Ertesi gün şirkete geçen erkekler, Can’ ın hoş hediyesini afiyetle kabul ediyordu. Can tüm şirkete dağıttığı baklavanın son kısmını kardeşlerine ayırmıştı. Ares kendi ofisinde işleri ile meşgul olurken, diğerleri toplantı salonunda baklavanın keyfini çıkarıyordu.

 “Allah'ım nasıl güzel ya, yaş pasta yemekten, şunun güzel tadını unuttuk” elindeki üçüncü dilimi de ağzına göndermeden hemen önce söyledi Anıl.

“Can’ in aldığı baklavayı yiyebilmemiz için Ares’ in ilişkiye başlaması gerekiyormuş arkadaş, olaya bak” Cenk bakıştığı baklavalardan gözü ayırmazken, halinden son derece memnundu.

“Biri bir yerden çıkıp, bunun bir şaka olduğunu söyleyecekmiş gibi hisseden sadece ben miyim?” ağınıza attığı baklavayı da, keyifle midesine gönderdi Anıl. Ağzında dağılan lezzet ile mest olmuş gibiydi.

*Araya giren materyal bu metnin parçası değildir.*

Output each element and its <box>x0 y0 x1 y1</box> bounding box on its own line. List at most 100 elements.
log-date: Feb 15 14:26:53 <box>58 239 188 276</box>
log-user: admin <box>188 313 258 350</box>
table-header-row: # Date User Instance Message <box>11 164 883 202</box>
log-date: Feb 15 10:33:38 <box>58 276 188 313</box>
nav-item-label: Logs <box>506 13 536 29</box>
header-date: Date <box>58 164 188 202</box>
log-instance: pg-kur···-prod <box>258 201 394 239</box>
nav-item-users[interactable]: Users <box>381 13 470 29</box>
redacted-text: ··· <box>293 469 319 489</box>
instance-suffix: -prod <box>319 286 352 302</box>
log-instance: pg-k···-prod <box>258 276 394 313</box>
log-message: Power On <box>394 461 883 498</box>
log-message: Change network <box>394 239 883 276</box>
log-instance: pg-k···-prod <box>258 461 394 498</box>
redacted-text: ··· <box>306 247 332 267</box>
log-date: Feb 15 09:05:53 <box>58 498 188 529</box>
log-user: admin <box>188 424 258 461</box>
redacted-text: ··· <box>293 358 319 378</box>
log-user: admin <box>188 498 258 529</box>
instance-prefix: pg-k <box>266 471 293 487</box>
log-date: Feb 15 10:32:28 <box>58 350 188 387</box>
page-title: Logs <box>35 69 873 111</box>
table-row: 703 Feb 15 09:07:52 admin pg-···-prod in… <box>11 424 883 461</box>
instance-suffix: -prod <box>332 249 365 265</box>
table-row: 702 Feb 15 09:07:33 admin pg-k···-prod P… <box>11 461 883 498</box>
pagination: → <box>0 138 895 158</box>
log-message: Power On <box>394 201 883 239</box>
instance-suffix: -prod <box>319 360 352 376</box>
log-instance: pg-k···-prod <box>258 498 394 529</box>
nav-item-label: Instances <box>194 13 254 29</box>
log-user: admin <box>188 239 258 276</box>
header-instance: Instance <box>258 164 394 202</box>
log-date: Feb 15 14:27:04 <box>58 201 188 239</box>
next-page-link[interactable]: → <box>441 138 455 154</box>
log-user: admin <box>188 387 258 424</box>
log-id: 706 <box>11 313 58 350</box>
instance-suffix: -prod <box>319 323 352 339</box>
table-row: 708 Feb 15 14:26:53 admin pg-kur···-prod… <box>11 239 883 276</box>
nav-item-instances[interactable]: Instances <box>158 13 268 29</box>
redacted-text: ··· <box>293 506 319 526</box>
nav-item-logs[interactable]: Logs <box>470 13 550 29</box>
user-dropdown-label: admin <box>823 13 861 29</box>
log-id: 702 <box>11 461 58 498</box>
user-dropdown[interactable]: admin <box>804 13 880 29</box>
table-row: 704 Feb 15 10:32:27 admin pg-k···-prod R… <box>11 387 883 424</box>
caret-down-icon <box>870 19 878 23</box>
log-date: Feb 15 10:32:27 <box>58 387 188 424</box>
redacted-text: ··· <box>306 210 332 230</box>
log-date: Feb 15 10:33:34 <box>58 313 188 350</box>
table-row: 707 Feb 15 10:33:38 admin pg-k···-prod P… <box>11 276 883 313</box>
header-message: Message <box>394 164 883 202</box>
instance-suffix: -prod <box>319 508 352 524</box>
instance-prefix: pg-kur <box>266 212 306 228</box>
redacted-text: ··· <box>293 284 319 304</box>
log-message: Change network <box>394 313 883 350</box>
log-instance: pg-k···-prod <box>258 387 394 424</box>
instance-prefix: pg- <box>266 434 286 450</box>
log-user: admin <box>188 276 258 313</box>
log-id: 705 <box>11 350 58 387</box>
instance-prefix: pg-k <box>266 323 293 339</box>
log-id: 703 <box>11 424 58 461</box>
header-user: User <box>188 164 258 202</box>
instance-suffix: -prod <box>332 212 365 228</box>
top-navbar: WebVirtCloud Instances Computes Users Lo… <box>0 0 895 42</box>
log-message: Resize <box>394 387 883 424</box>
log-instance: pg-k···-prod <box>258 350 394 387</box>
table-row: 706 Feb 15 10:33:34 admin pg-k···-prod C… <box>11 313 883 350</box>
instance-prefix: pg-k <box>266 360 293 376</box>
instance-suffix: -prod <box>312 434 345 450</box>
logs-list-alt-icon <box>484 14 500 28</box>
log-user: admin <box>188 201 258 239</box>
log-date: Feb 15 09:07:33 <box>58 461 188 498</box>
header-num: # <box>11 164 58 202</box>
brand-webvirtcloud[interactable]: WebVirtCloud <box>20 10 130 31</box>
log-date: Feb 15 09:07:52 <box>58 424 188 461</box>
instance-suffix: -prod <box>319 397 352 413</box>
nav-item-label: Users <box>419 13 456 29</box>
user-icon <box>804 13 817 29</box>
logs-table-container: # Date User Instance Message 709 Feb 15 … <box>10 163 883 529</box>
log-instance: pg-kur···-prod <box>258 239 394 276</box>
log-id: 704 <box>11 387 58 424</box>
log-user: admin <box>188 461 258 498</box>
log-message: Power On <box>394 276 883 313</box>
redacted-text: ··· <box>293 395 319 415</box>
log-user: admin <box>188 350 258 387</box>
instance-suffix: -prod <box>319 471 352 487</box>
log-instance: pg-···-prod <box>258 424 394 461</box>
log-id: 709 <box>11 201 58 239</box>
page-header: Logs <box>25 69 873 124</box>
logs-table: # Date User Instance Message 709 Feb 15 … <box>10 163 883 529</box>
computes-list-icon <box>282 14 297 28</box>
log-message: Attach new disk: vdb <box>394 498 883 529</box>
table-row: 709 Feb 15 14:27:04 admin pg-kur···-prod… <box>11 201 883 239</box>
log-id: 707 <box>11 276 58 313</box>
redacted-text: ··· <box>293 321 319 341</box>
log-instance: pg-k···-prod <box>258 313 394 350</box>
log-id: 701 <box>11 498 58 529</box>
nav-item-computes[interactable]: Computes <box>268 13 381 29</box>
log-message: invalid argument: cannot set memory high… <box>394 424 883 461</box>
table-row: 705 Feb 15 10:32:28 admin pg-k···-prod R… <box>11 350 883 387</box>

“Baklava yerine, kurban mı kesseydik acaba ya?” önündeki yarım tepsi baklavaya bakan Can, o an gerçek düşüncesini dile getirmişti.

“Gençler yine saçmalamaya başladınız” onları kontrol altında tutmak isteyen Egemen, kendinden pekte emin değildi.

“Ne yalan söyleyeyim, bir ara bunu düşünmedim değil” Cenk’ in sözlerine Anıl ve Can kahkahalar ile eşlik ederken, Mert ve Egemen öfke ile göz devirmişti.

“Bunlar Ares’ in kulağına giderse, görürüm ben sizi” üç kafadara uyarı veren bu kez Mert olmuştu.

“Tama ya, sustuk” ona karşılık veren Cenk oldu.

“Daha fazla çamura batmadan hadi, ben odama kaçtım” ayaklanan Can, kapıya ilerlemeye başlamıştı.

“Ares’ in payını vermeyi unutma” bunu söylerken, ses tonu hiçte hoş çıkmıyordu. Hatta yüzünü ele olan muzur bir gülümseye sahipti.

“Bence Egemen’ in vermesi daha uygun olur. Ares’ in payını o götürsün” geri dönüp söylediğinde hepsi boş bir ifade ile baktılar ona.

“Sebep?” Egemen, düz bir ifade ile sorduğunda, tek kaşı havalanmıştı.

“Aramızda en uzun boylu olan sensin, o yüzden”

“Hayatımda duyduğum en saçma bahane” koca kahkahalarını serbest bıraktı, Anıl ve Cenk.

“Umarım bu, yaptığın o iğrenç esprilerinden biridir, Can” yüzünü buruşturarak bakan, Mert; ona tiksinir gibi bakıyordu.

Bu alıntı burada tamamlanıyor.